A Renovated Machine Shop for Mechanical Engineering Students

Date
January 22, 2025
Image
Marty Ramirez at CNC Machine

Donors, faculty, students and staff recently celebrated the opening of the modernized space

Thanks to donor support led by Virgil Elings, who spent twenty years on the UC Santa Barbara Physics faculty and co-founded Digital Instruments, a pioneer in developing and manufacturing the scanning probe electron microscope, the College of Engineering (COE) Machine Shop, officially called the Center for Engineering Innovation and Design (CEID), a source of valuable support to labs, faculty, and students, recently underwent a major renovation that transformed it into a modern design center.

Long the first stop for many COE faculty and students needing something built for a lab or an experiment, the shop is especially important to ME undergraduate students.

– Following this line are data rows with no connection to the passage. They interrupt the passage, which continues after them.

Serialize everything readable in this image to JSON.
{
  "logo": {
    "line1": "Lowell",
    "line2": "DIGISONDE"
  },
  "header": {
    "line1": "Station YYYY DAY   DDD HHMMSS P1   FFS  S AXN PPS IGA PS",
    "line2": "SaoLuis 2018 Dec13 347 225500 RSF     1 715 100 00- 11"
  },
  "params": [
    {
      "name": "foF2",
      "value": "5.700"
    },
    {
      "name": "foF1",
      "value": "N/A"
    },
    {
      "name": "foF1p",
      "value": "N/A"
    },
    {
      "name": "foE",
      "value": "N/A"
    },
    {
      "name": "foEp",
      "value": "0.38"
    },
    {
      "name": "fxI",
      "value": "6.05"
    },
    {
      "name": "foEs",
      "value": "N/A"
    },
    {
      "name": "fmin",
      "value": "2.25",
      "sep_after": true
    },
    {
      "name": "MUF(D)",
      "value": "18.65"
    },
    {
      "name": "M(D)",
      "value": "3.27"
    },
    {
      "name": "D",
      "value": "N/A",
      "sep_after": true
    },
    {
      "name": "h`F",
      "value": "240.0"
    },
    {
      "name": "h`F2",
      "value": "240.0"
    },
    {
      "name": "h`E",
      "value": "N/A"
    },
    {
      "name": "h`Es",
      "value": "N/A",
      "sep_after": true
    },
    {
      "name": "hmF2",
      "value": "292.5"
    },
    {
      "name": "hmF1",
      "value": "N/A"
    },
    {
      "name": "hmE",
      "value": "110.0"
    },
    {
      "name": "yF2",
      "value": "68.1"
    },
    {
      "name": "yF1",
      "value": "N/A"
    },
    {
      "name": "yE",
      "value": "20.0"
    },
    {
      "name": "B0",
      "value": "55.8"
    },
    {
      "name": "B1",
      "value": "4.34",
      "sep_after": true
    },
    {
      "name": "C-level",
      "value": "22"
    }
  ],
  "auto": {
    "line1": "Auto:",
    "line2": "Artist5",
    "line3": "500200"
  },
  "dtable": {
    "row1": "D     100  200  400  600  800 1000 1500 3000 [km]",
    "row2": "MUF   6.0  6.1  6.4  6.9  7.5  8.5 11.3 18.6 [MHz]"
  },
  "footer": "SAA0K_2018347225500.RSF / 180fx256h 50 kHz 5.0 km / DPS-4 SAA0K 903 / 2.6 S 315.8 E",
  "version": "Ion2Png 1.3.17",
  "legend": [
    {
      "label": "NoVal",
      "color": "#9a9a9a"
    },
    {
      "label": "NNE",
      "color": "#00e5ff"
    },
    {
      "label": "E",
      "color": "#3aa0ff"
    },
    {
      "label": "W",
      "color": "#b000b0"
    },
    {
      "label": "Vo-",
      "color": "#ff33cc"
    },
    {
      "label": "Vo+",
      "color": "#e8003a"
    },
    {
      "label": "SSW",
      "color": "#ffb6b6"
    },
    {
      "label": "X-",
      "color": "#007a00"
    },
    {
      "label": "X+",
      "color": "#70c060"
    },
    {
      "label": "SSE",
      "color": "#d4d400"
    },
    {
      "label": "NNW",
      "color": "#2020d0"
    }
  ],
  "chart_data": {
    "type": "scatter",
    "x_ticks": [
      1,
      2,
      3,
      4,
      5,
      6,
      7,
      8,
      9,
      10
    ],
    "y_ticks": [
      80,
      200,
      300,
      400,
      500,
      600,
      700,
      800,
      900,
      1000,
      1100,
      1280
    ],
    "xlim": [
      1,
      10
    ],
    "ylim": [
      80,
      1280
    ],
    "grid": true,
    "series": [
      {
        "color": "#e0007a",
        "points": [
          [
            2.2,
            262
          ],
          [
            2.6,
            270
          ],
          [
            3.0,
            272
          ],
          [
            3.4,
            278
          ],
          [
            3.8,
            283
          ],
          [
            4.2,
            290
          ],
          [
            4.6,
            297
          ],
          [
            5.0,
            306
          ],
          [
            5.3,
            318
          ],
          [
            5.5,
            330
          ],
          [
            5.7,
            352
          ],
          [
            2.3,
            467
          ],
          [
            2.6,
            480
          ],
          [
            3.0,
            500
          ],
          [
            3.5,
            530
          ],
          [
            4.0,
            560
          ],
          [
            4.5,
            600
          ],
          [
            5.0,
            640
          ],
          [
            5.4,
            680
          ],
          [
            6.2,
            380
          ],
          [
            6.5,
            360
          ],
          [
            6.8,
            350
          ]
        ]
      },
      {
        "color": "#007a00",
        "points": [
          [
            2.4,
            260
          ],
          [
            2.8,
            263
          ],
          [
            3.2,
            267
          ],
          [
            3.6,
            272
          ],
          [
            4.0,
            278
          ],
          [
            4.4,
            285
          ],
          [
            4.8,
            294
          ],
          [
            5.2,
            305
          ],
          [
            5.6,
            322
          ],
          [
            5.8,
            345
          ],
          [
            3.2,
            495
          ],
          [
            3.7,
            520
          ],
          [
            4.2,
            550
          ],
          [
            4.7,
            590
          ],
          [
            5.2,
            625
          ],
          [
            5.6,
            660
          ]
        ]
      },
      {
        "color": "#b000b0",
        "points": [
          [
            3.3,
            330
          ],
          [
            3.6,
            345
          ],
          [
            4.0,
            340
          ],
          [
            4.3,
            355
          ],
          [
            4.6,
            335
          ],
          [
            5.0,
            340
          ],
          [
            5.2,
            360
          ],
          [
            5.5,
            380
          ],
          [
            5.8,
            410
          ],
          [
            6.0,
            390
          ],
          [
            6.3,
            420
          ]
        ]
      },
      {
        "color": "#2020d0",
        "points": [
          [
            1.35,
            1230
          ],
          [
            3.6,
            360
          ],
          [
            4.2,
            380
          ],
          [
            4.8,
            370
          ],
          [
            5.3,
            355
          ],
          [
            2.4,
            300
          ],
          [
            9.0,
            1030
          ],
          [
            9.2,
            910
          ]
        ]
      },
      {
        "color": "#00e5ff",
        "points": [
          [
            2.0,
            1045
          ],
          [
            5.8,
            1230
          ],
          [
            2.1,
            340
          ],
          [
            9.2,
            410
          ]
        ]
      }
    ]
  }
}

About twenty teams of such students each year use the shop to design, build and test their senior capstone projects, probably the single most important accomplishment in their undergraduate careers.

“In engineering, we do a lot with numbers, and we do a lot with physics and mathematics,” said Tyler Susko, undergraduate dean in the ME department and the capstone instructor. “It’s turning those numbers into physical things that makes us mechanical engineers, whether students design rockets or cars or whatever they may do in their careers. When I ask our graduates who are in the job market what they talked about in a job interview, about ninety-nine percent of the time, they say, ‘the capstone project and the thing I built at UCSB.’ Having this facility will change dramatically how we can teach our students and make that experience even more important.”

The project, which will ultimately increase usable space by 35 percent, is being conducted in phases as funds become available. Phase 1 work included removing old equipment and installing eleven new CNC (computer numerical control) machine tools, 3D printers, a laser cutter, electronics fabrication and testing, pneumatics and hydraulics fabrication and testing, and bench and storage space. Phase II included enclosing the space with glass garage doors and installing keyless entry for students to access the bench workspace and provide security during extended hours, especially at night.

“The newer technology and the other elements of this important renovation aid students greatly in their capstone projects, allow them to work better as teams in a safe and productive manner, and enhance the College of Engineering’s competitiveness with other top institutions,” said shop superintendent, Marty Ramirez. 

Such a modern design center, says Susko,“will introduce students to CNC machining in their freshman year and augment their understanding of those tools in subsequent classes before engaging in the year-long capstone project. We always have safety on our mind, of course, and the new CNC tools are fully enclosed, removing the danger of exposed spinning cutters. The new tools will enable them to create things that were unfeasible in previous years.”

Looking around at all the state-of-the-art equipment at a dedication event, COE dean, Umesh Mishra, said “Mechanical engineering is the broadest field in engineering, and it has always been that way. The most important thing about the machine shop, I believe, is the potential it brings. You can’t know what’s in a person’s mind unless they actually express it. A machine shop is a place for expression, and it can bring out the genius in a person, so, I’m very excited about this.”